FZ007-119 Has Ultra-High Selectivity and Is Expected to Become the World's Potential Best JAK Inhibitor
After摆脱黑框警告, the research and development enthusiasm for JAK inhibitors has surged both in China and internationally. Including the drug discovery stage, there are currently 746 TYK2 inhibitors under research globally, of which more than 20 target the TYK2 JH2 allosteric site. However, most drug development is based on the research results published by BMS and the structural modification design of Deucravacitinib, facing the same risk of insufficient selectivity for JAK1-3 as Deucravacitinib.
The differentiation of TYK2 JH2 allosteric inhibitors is mainly reflected in two aspects: one is achieving higher TYK2 JH2 selectivity to further reduce side effects in clinical settings, and the other is having a wider safety window, allowing for the selection of higher therapeutic doses to achieve more efficient target coverage (duration of IC50/IC90), thereby achieving higher clinical efficacy and expanding indications (such as IBD).
FZ007-119 is a TYK2 JH2 inhibitor developed by Fermion's independently developed Drug Studio AI drug discovery platform. It aims to improve safety and develop differentiation by reducing off-target effects and enhancing precise distribution in target tissues, with high target selectivity and tissue targeting as the breakthrough point. The selectivity data of FZ007-119 compared to Deucravacitinib in vitro shows that FZ007-119 has significantly higher selectivity than Deucravacitinib, as detailed in the figure below.

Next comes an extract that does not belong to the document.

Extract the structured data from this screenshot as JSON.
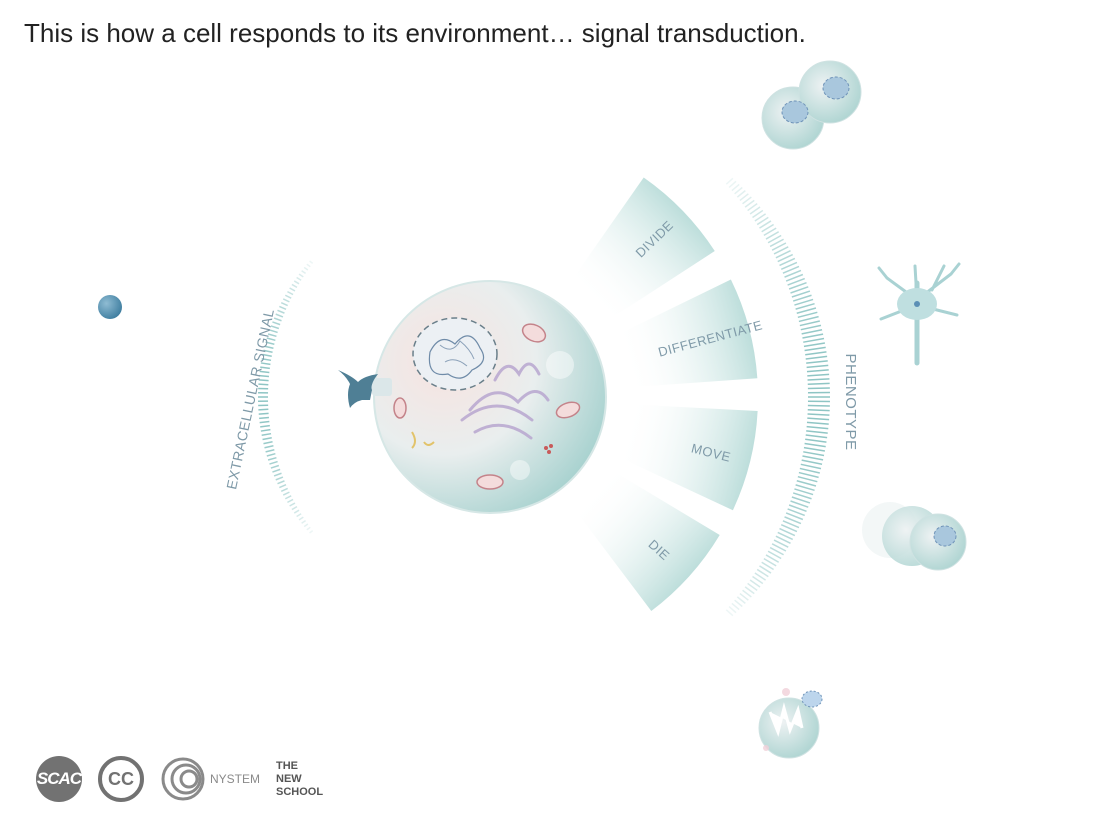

Figure 2. The selectivity of FZ007-119 and Deucravacitinib over JAK1/JAK2/JAK3
Preclinical study results of FZ007-119 show that its high selectivity for JAK1-3 has significant potential to translate into clinical benefits, such as further enhancing clinical efficacy and improving medication safety. The exceptional selectivity gives FZ007-119 the potential to become the best-in-class (BIC).

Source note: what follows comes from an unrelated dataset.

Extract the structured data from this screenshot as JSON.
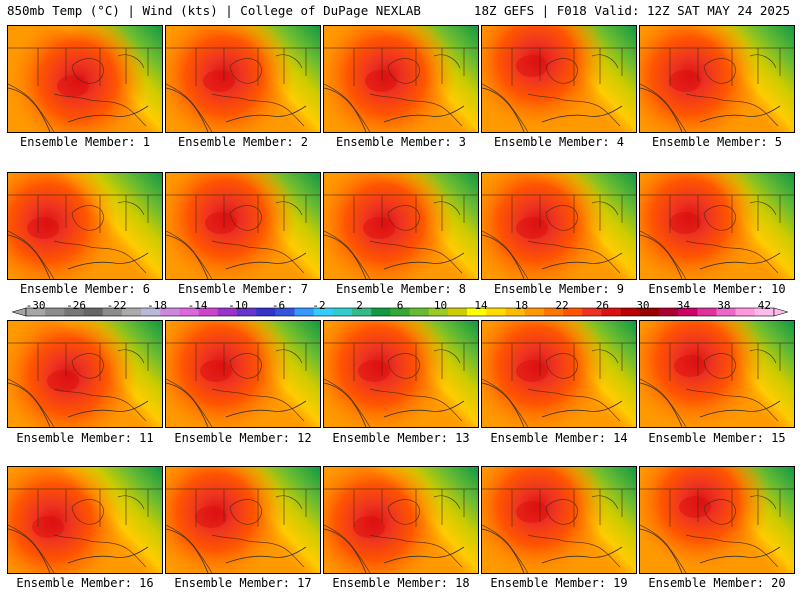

From the perspective of global top drug sales, autoimmune drugs are the second largest细分领域 after oncology drugs. According to data from Frost & Sullivan, by 2030, the market size of autoimmune drugs in China is expected to reach approximately USD 23 billion. With the rapid advancement of Fermion's potentially best-in-class TYK2 JH2 inhibitor FZ007-119 in subsequent clinical trials, it is well-positioned to compete in the vast autoimmune drug market.